Solo
- Sherrelle Martin
- Mar 15, 2022
- 2 min read
I am sitting solo with sweet thougts of times I have enjoyed my space. Its like doing a solo dance with the audience captivated and the audience is me. The bottom line is no one is attached to us or owes us anything. As I stated in a previous blog post, "have no expectations". That is when you are hurt the most. Yes, it is nice to be loved and seen as special but not always realistic because we are individuals. We are accountable for ourselves. At some point you will be let down. There are levels to get to friendship and even romantic ones for them to be true.
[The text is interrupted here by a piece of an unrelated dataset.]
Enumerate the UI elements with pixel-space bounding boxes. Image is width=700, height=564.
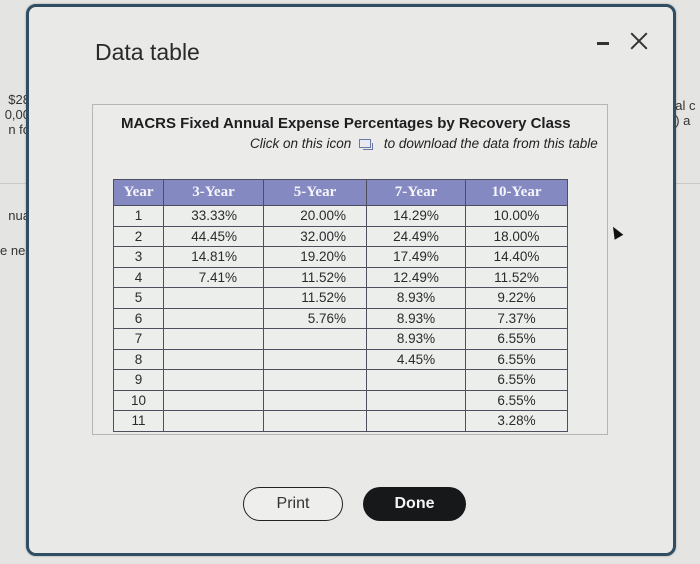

Otherwise, you get a representative and the whole WOW factor. Later, you are questioning where did that person go who sat me on pedistal and worshiped me hand and foot. It is the whole fantasy from Disney coming true. Then we think the whole relationship will be a Disney movie. Not realistic. I use to be the fairytale relationship type but now I want to develop real, genuine, authentic, relationships. Can you imagine how much pressure the other person feels to be so perfect for another person? I want the kind of relationship you do not see on media. The ones that survive the good and bad. The ones that do not pull from you.
People all play a part in your life yes, but sometimes stepping back and being solo is the way to go. Yesterday, I wanted to go to my favorite restaraunt. I called a couple friends but they were not available. That did not mean I had to go home. That meant it was time to roll solo and take me in. I felt so refreshed afterwards and again realized why I do so much on my own. I love my own company as well as others at times. Dont get me wrong I love the company of the good people in my life but there is a time to know yourself enough to be happy in your own company. After all you live in your own skin. Love yourself Babe!
That is correct 👌 the best exaame I read plain and clear if we women focus on ourselves we will climb to the top gracefully pace ourselves and enjoy each step as an accomplishment.